Adding to the challenges of dealing with industry-wide supply issues, SolarEdge was forced to increase product pricing in one of its key markets, due to the US trade war with China, which underlines that it was not just simply a year of market growth and normal business execution behind the milestone year for the company.
It would be understandable then that SolarEdge would have focused on consolidating its position in 2018, instead it went to the next phase of potential growth with the acquisition of South Korean-headquartered Kokam, a small-scale manufacturer of lithium-ion battery cells, batteries and energy storage solutions.
“We want to become a more diversified company and continue to have strong growth in the future,” noted Handelsman. “This was also the reason behind the acquisition of Gamatronic Electronic Industries for entry into the UPS (Uninterruptible Power Supply) market. We want to grow that business organically. So it’s a case of diversification into related technology markets that we can leverage, as well as diversification outside solar such as Kokam.”

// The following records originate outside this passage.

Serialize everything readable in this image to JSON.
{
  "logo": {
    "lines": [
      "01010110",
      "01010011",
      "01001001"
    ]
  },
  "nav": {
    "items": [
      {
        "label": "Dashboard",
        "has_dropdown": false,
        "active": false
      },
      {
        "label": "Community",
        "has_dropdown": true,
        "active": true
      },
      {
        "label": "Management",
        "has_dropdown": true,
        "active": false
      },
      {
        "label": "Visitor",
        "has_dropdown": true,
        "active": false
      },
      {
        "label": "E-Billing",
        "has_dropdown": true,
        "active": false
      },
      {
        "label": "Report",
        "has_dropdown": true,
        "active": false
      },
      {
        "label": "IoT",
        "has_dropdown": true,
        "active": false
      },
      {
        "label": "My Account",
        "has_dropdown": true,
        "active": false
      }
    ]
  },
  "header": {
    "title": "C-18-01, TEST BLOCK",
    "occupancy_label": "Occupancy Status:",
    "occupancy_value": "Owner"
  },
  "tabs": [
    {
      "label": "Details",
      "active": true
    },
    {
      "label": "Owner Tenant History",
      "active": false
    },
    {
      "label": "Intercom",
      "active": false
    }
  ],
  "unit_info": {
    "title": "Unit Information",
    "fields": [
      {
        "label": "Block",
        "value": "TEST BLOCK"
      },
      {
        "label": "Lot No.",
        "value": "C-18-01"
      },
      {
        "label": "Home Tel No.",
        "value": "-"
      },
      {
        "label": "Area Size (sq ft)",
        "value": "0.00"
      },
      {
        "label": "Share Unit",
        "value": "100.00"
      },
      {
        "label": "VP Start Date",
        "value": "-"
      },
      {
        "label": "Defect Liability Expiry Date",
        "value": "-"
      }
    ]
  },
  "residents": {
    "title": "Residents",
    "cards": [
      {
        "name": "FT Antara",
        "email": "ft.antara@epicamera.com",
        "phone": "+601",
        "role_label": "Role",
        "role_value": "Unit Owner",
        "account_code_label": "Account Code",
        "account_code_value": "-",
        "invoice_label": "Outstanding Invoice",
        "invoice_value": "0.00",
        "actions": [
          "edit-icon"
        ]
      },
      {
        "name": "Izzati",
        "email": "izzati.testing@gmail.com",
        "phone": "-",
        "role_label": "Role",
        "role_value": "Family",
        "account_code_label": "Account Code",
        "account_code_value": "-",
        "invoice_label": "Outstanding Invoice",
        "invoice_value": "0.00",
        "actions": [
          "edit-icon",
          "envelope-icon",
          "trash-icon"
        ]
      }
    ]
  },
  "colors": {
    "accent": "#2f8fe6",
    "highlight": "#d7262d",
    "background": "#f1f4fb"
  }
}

In early 2019, SolarEdge announced the acquisition of Italian-headquartered S.M.R.E Spa, which provides integrated powertrain technology and electronics for electric vehicles, reiterating SolarEdge’s diversification strategy into the connected sectors but also outside the solar industry.
This may include both new products and acquisitions in the field of energy networks in the future where cybersecurity and network interoperability are critical factors across an energy market dominated by renewable sources.
However, not only are there recent acquisitions of manufacturing-based companies but SolarEdge is reinforcing its inverter product offerings with more manufacturing control over its OEM supplier base.
According to Handelsman, SolarEdge is responsible for the automated production lines at the OEMs and expanding what he described as “self-manufacturing” as the company is building up its own in-house manufacturing capabilities.
A big takeaway is that SolarEdge is embarking on its next wave of business growth and the challenge will be coming up with a short but new (accurate) description of the company, as labelling SolarEdge as just a ‘major PV inverter supplier,’ will not cut it in the near future.